Toutes sont aux bords de la mer, auprès de la sablonneuse Pylos.
Leurs habitants abondent en boeufs et en troupeaux. Et, par leurs dons,
ils t'honoreront comme un dieu; et, sous ton sceptre, ils te payeront de
riches tributs. Et il te donnera tout cela si tu déposes ta colère.
Mais si l'Atréide et ses présents te sont odieux, aie pitié
du moins des Panakhaiens accablés de douleur dans leur camp et qui
t'honoreront comme un dieu. Certes, tu leur devras une grande gloire, et
tu tueras Hektôr qui viendra à ta rencontre et qui se vante
que nul ne peut se comparer à lui de tous les Danaens que les nefs
ont apportés ici.
Et Akhilleus aux pieds rapides lui répondit
:
- Divin Laertiade, très subtil Odysseus,
il faut que je dise clairement ce que j'ai résolu et ce qui s'accomplira,
afin que vous n'insistiez pas tour à tour. Celui qui cache sa pensée
dans son âme et ne dit point la vérité m'est plus odieux
que le seuil d'Aidès. Je dirai donc ce qui me semble préférable.
Ni l'Atréide Agamemnôn, ni les autres Danaens ne me persuaderont,
puisqu'il ne m'a servi à rien de combattre sans relâche les
guerriers ennemis. Celui qui reste au camp et celui qui combat avec courage
ont une même part. Le lâche et le brave remportent le même
honneur, et l'homme oisif est tué comme celui qui agit. Rien ne
m'est resté d'avoir souffert des maux sans nombre et d'avoir exposé
mon âme en combattant. Comme l'oiseau qui porte à ses petits
sans plume la nourriture qu'il a ramassée et dont il n'a rien gardé
pour lui- même, j'ai passé sans sommeil d'innombrables nuits,
j'ai lutté contre les hommes pendant des journées sanglantes,
pour la cause de vos femmes; j'ai dévasté, à l'aide
de mes nefs, douze villes, demeures des hommes; sur terre, j'en ai pris
onze autour de la fertile Ilios; j'ai rapporté de toutes ces villes
mille choses précieuses et superbes, et j'ai tout donné à
l'Atréide Agamemnôn, tandis qu'assis auprès des nefs
rapides, il n'en distribuait qu'une moindre part aux rois et aux chefs
et se réservait la plus grande. Du moins ceux-ci ont gardé
ce qu'il leur a donné; mais, de tous les Akhaiens, à moi
seul il m'a enlevé ma récompense! Qu'il se réjouisse
donc de cette femme et qu'il en jouisse! Pourquoi les Argiens combattent-ils
les Troiens? Pourquoi les Atréides ont-ils conduit ici cette nombreuse
armée? N'est-ce point pour la cause de Hélénè
à la belle chevelure? Sont-ils les seuls de tous les hommes qui
aiment leurs femmes? Tout homme sage et bon aime la sienne et en prend
soin. Et moi aussi, j'aimais celle-ci dans mon coeur, bien que captive.

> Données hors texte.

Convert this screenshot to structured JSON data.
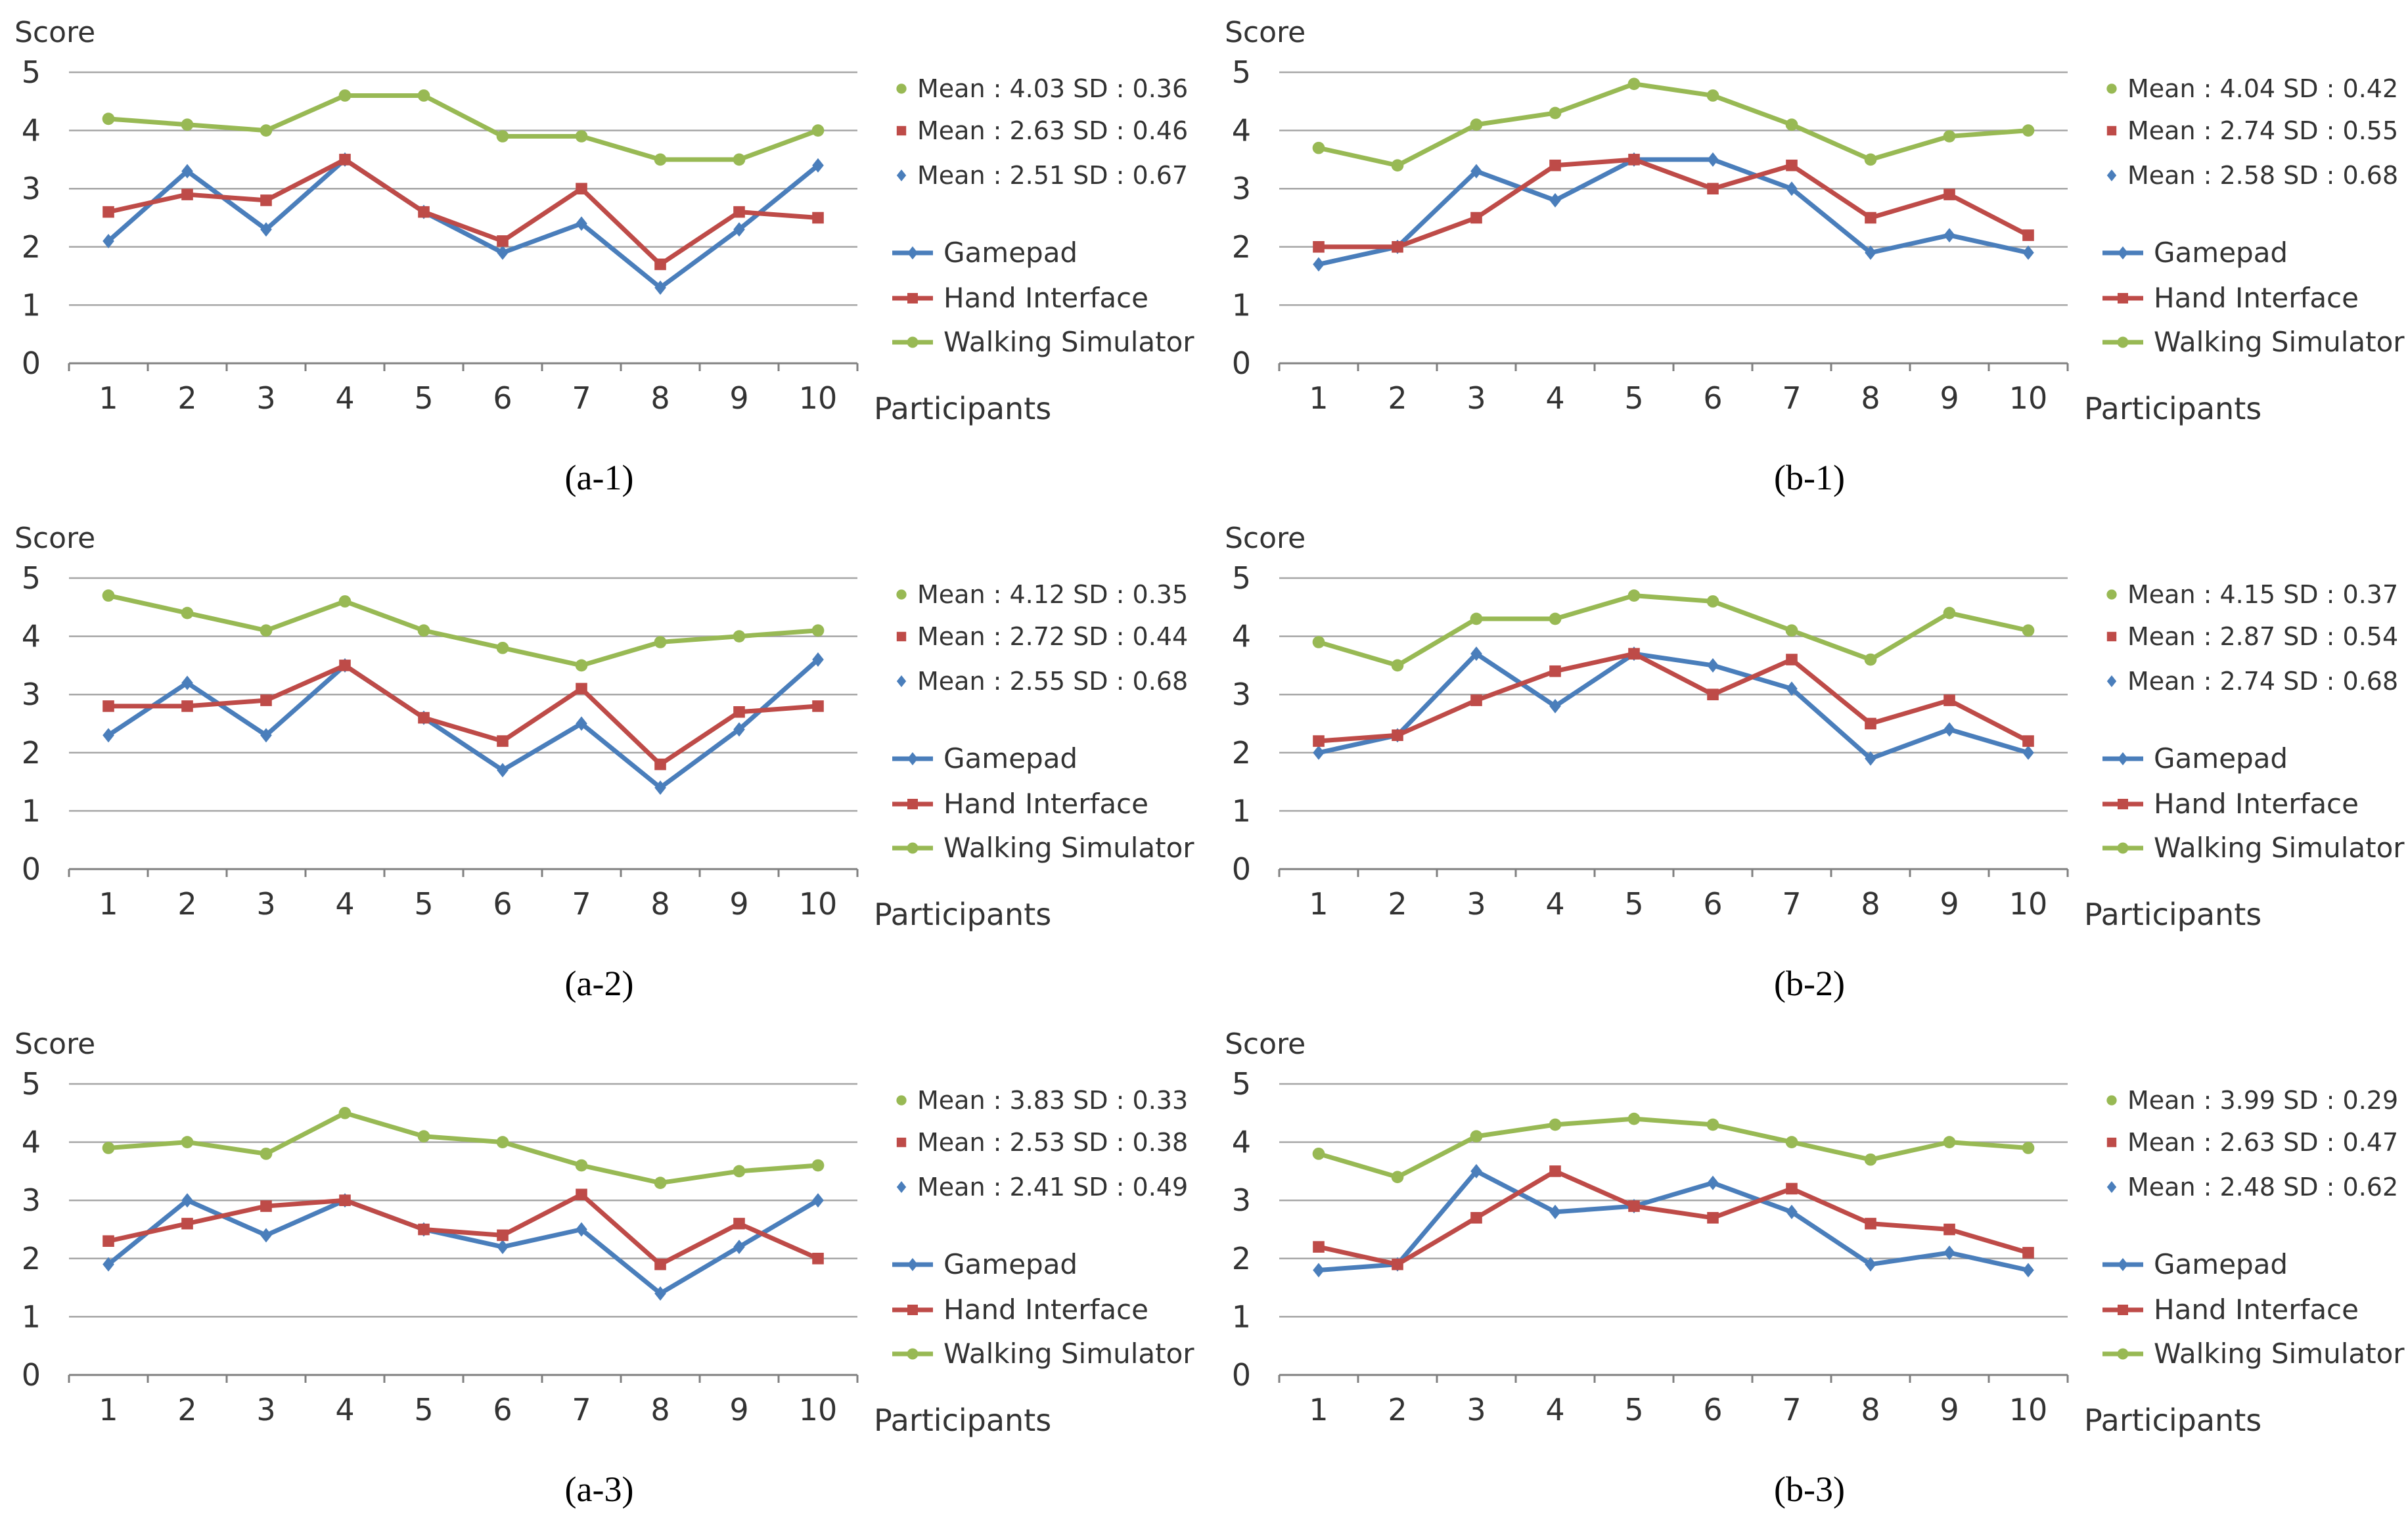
{
  "colors": {
    "gamepad": "#4a7ebb",
    "hand": "#be4b48",
    "walking": "#98b954",
    "grid": "#a6a6a6",
    "axis": "#808080",
    "text": "#333333"
  },
  "series_names": [
    "Gamepad",
    "Hand Interface",
    "Walking Simulator"
  ],
  "chart_data": [
    {
      "type": "line",
      "id": "a1",
      "caption": "(a-1)",
      "ylabel": "Score",
      "xlabel": "Participants",
      "categories": [
        "1",
        "2",
        "3",
        "4",
        "5",
        "6",
        "7",
        "8",
        "9",
        "10"
      ],
      "yticks": [
        "0",
        "1",
        "2",
        "3",
        "4",
        "5"
      ],
      "ylim": [
        0,
        5
      ],
      "series": [
        {
          "name": "Gamepad",
          "values": [
            2.1,
            3.3,
            2.3,
            3.5,
            2.6,
            1.9,
            2.4,
            1.3,
            2.3,
            3.4
          ]
        },
        {
          "name": "Hand Interface",
          "values": [
            2.6,
            2.9,
            2.8,
            3.5,
            2.6,
            2.1,
            3.0,
            1.7,
            2.6,
            2.5
          ]
        },
        {
          "name": "Walking Simulator",
          "values": [
            4.2,
            4.1,
            4.0,
            4.6,
            4.6,
            3.9,
            3.9,
            3.5,
            3.5,
            4.0
          ]
        }
      ],
      "stats": [
        "Mean : 4.03 SD : 0.36",
        "Mean : 2.63 SD : 0.46",
        "Mean : 2.51 SD : 0.67"
      ]
    },
    {
      "type": "line",
      "id": "b1",
      "caption": "(b-1)",
      "ylabel": "Score",
      "xlabel": "Participants",
      "categories": [
        "1",
        "2",
        "3",
        "4",
        "5",
        "6",
        "7",
        "8",
        "9",
        "10"
      ],
      "yticks": [
        "0",
        "1",
        "2",
        "3",
        "4",
        "5"
      ],
      "ylim": [
        0,
        5
      ],
      "series": [
        {
          "name": "Gamepad",
          "values": [
            1.7,
            2.0,
            3.3,
            2.8,
            3.5,
            3.5,
            3.0,
            1.9,
            2.2,
            1.9
          ]
        },
        {
          "name": "Hand Interface",
          "values": [
            2.0,
            2.0,
            2.5,
            3.4,
            3.5,
            3.0,
            3.4,
            2.5,
            2.9,
            2.2
          ]
        },
        {
          "name": "Walking Simulator",
          "values": [
            3.7,
            3.4,
            4.1,
            4.3,
            4.8,
            4.6,
            4.1,
            3.5,
            3.9,
            4.0
          ]
        }
      ],
      "stats": [
        "Mean : 4.04 SD : 0.42",
        "Mean : 2.74 SD : 0.55",
        "Mean : 2.58 SD : 0.68"
      ]
    },
    {
      "type": "line",
      "id": "a2",
      "caption": "(a-2)",
      "ylabel": "Score",
      "xlabel": "Participants",
      "categories": [
        "1",
        "2",
        "3",
        "4",
        "5",
        "6",
        "7",
        "8",
        "9",
        "10"
      ],
      "yticks": [
        "0",
        "1",
        "2",
        "3",
        "4",
        "5"
      ],
      "ylim": [
        0,
        5
      ],
      "series": [
        {
          "name": "Gamepad",
          "values": [
            2.3,
            3.2,
            2.3,
            3.5,
            2.6,
            1.7,
            2.5,
            1.4,
            2.4,
            3.6
          ]
        },
        {
          "name": "Hand Interface",
          "values": [
            2.8,
            2.8,
            2.9,
            3.5,
            2.6,
            2.2,
            3.1,
            1.8,
            2.7,
            2.8
          ]
        },
        {
          "name": "Walking Simulator",
          "values": [
            4.7,
            4.4,
            4.1,
            4.6,
            4.1,
            3.8,
            3.5,
            3.9,
            4.0,
            4.1
          ]
        }
      ],
      "stats": [
        "Mean : 4.12 SD : 0.35",
        "Mean : 2.72 SD : 0.44",
        "Mean : 2.55 SD : 0.68"
      ]
    },
    {
      "type": "line",
      "id": "b2",
      "caption": "(b-2)",
      "ylabel": "Score",
      "xlabel": "Participants",
      "categories": [
        "1",
        "2",
        "3",
        "4",
        "5",
        "6",
        "7",
        "8",
        "9",
        "10"
      ],
      "yticks": [
        "0",
        "1",
        "2",
        "3",
        "4",
        "5"
      ],
      "ylim": [
        0,
        5
      ],
      "series": [
        {
          "name": "Gamepad",
          "values": [
            2.0,
            2.3,
            3.7,
            2.8,
            3.7,
            3.5,
            3.1,
            1.9,
            2.4,
            2.0
          ]
        },
        {
          "name": "Hand Interface",
          "values": [
            2.2,
            2.3,
            2.9,
            3.4,
            3.7,
            3.0,
            3.6,
            2.5,
            2.9,
            2.2
          ]
        },
        {
          "name": "Walking Simulator",
          "values": [
            3.9,
            3.5,
            4.3,
            4.3,
            4.7,
            4.6,
            4.1,
            3.6,
            4.4,
            4.1
          ]
        }
      ],
      "stats": [
        "Mean : 4.15 SD : 0.37",
        "Mean : 2.87 SD : 0.54",
        "Mean : 2.74 SD : 0.68"
      ]
    },
    {
      "type": "line",
      "id": "a3",
      "caption": "(a-3)",
      "ylabel": "Score",
      "xlabel": "Participants",
      "categories": [
        "1",
        "2",
        "3",
        "4",
        "5",
        "6",
        "7",
        "8",
        "9",
        "10"
      ],
      "yticks": [
        "0",
        "1",
        "2",
        "3",
        "4",
        "5"
      ],
      "ylim": [
        0,
        5
      ],
      "series": [
        {
          "name": "Gamepad",
          "values": [
            1.9,
            3.0,
            2.4,
            3.0,
            2.5,
            2.2,
            2.5,
            1.4,
            2.2,
            3.0
          ]
        },
        {
          "name": "Hand Interface",
          "values": [
            2.3,
            2.6,
            2.9,
            3.0,
            2.5,
            2.4,
            3.1,
            1.9,
            2.6,
            2.0
          ]
        },
        {
          "name": "Walking Simulator",
          "values": [
            3.9,
            4.0,
            3.8,
            4.5,
            4.1,
            4.0,
            3.6,
            3.3,
            3.5,
            3.6
          ]
        }
      ],
      "stats": [
        "Mean : 3.83 SD : 0.33",
        "Mean : 2.53 SD : 0.38",
        "Mean : 2.41 SD : 0.49"
      ]
    },
    {
      "type": "line",
      "id": "b3",
      "caption": "(b-3)",
      "ylabel": "Score",
      "xlabel": "Participants",
      "categories": [
        "1",
        "2",
        "3",
        "4",
        "5",
        "6",
        "7",
        "8",
        "9",
        "10"
      ],
      "yticks": [
        "0",
        "1",
        "2",
        "3",
        "4",
        "5"
      ],
      "ylim": [
        0,
        5
      ],
      "series": [
        {
          "name": "Gamepad",
          "values": [
            1.8,
            1.9,
            3.5,
            2.8,
            2.9,
            3.3,
            2.8,
            1.9,
            2.1,
            1.8
          ]
        },
        {
          "name": "Hand Interface",
          "values": [
            2.2,
            1.9,
            2.7,
            3.5,
            2.9,
            2.7,
            3.2,
            2.6,
            2.5,
            2.1
          ]
        },
        {
          "name": "Walking Simulator",
          "values": [
            3.8,
            3.4,
            4.1,
            4.3,
            4.4,
            4.3,
            4.0,
            3.7,
            4.0,
            3.9
          ]
        }
      ],
      "stats": [
        "Mean : 3.99 SD : 0.29",
        "Mean : 2.63 SD : 0.47",
        "Mean : 2.48 SD : 0.62"
      ]
    }
  ]
}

Maintenant que, de ses mains, il m'a arraché ma récompense,
et qu'il m'a volé, il ne me persuadera, ni ne me trompera plus,
car je suis averti. Qu'il délibère avec toi, ô Odysseus,
et avec les autres rois, afin d'éloigner des nefs la flamme ardente.
Déjà il a fait sans moi de nombreux travaux; il a construit
un mur et creusé un fossé profond et large, défendu
par des pieux. Mais il n'en a pas réprimé davantage la violence
du tueur d'hommes Hektôr. Quand je combattais au milieu des Akhaiens,
Hektôr ne sortait que rarement de ses murailles. À peine se
hasardait-il devant les portes Skaies et auprès du hêtre.

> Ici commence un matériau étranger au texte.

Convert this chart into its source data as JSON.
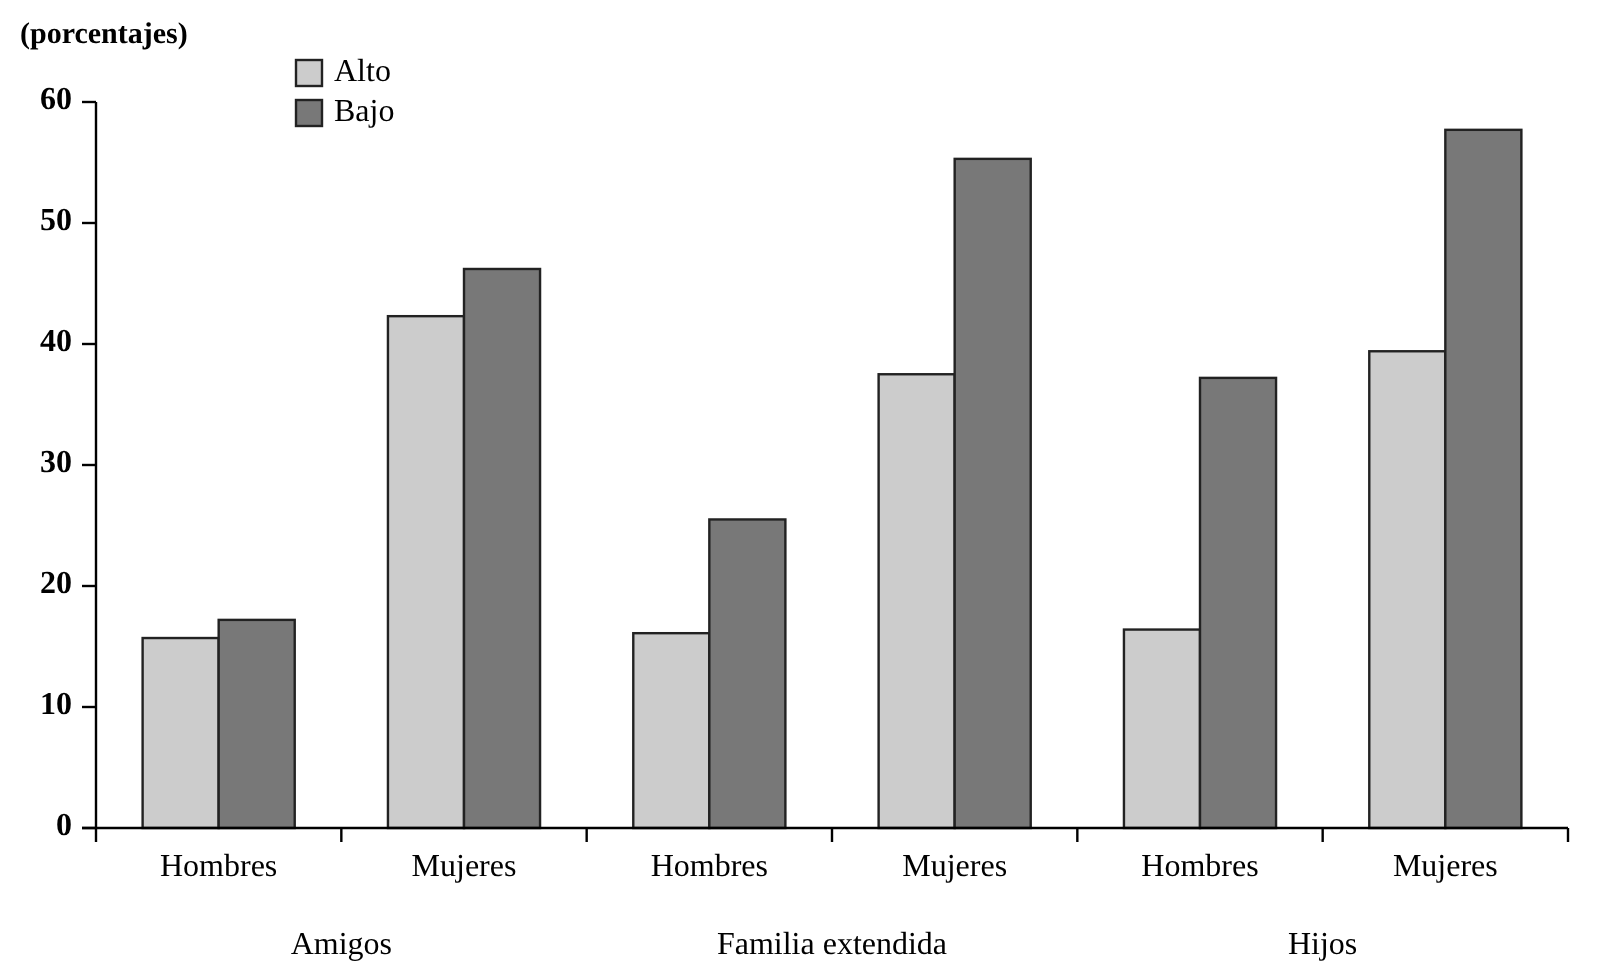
{
  "chart_data": {
    "type": "bar",
    "ylabel": "(porcentajes)",
    "categories": [
      "Hombres",
      "Mujeres",
      "Hombres",
      "Mujeres",
      "Hombres",
      "Mujeres"
    ],
    "series": [
      {
        "name": "Alto",
        "color": "#cccccc",
        "values": [
          15.7,
          42.3,
          16.1,
          37.5,
          16.4,
          39.4
        ]
      },
      {
        "name": "Bajo",
        "color": "#787878",
        "values": [
          17.2,
          46.2,
          25.5,
          55.3,
          37.2,
          57.7
        ]
      }
    ],
    "annotations": [
      "Amigos",
      "Familia extendida",
      "Hijos"
    ],
    "ylim": [
      0,
      60
    ],
    "yticks": [
      0,
      10,
      20,
      30,
      40,
      50,
      60
    ],
    "grid": false,
    "legend": "top left"
  }
}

Et il m'y attendit une fois, et à peine put-il échapper à
mon impétuosité. Maintenant, puisque je ne veux plus combattre
le divin Hektôr, demain, ayant sacrifié à Zeus et à
tous les dieux, je traînerai à la mer mes nefs chargées;
et tu verras, si tu le veux et si tu t'en soucies, mes nefs voguer, dès
le matin, sur le Hellespontos poissonneux, sous l'effort vigoureux des
rameurs. Et si l'illustre qui entoure la terre me donne une heureuse navigation,
le troisième jour j'arriverai dans la fertile Phthiè, où
sont les richesses que j'y ai laissées quand je vins ici pour mon
malheur. Et j'y conduirai l'or et le rouge airain, et les belles femmes
et le fer luisant que le sort m'a accordés, car le roi Atréide
Agamemnôn m'a arraché la récompense qu'il m'avait donnée.

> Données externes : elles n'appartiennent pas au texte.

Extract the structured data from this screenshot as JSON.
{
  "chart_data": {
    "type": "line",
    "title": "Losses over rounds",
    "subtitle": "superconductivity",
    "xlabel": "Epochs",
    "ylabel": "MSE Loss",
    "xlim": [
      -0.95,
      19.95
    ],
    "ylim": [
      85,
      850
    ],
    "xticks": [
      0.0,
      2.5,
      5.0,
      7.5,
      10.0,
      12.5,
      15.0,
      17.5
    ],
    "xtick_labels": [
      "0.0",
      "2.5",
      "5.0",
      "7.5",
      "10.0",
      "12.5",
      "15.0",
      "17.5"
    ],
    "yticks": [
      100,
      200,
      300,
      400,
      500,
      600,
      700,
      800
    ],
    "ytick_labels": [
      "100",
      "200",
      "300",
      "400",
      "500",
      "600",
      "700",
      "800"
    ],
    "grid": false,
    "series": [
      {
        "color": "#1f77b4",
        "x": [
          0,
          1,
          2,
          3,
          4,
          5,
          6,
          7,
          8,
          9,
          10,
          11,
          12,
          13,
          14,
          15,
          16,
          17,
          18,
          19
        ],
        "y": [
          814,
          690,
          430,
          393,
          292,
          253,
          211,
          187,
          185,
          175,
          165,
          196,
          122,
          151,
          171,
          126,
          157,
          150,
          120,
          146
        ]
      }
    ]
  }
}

Et répète-lui ouvertement ce que je dis, afin que les Akhaiens
s'indignent, s'il espère tromper de nouveau quelqu'autre des Danaens.
Mais, bien qu'il ait l'impudence d'un chien, il n'oserait me regarder en
face. Je ne veux plus ni délibérer, ni agir avec lui, car
il m'a trompé et outragé. C'est assez. Mais qu'il reste en
repos dans sa méchanceté, car le très sage Zeus lui
a ravi l'esprit. Ses dons me sont odieux, et lui, je l'honore autant que
la demeure d'Aidès. Et il me donnerait dix et vingt fois plus de
richesses qu'il n'en a et qu'il n'en aura, qu'il n'en vient d'Orkhoménos,
ou de Thèba dans l'Aigyptia, où les trésors abondent
dans les demeures, qui a cent portes, et qui, par chacune, voit sortir
deux cents guerriers avec chevaux et chars; et il me ferait autant de présents
qu'il y a de grains de sable et de poussière, qu'il n'apaiserait
point mon coeur avant d'avoir expié l'outrage sanglant qu'il m'a
fait. Et je ne prendrai point pour femme légitime la fille de l'Atréide
Agamemnôn, fût-elle plus belle qu'Aphroditè d'or et
plus habile aux travaux qu'Athènè aux yeux clairs. Je ne
la prendrai point pour femme légitime. Qu'il choisisse un autre
Akhaien qui lui plaise et qui soit un roi plus puissant. Si les dieux me
gardent, et si je rentre dans ma demeure, Pèleus me choisira lui-même
une femme légitime. Il y a, dans l'Akhaiè, la Hellas et la
Phthiè, de nombreuses jeunes filles de chefs guerriers qui défendent
les citadelles, et je ferai de l'une d'elles ma femme légitime bien-aimée.
Et mon coeur généreux me pousse à prendre une femme
légitime et à jouir des biens acquis par le vieillard Pèleus.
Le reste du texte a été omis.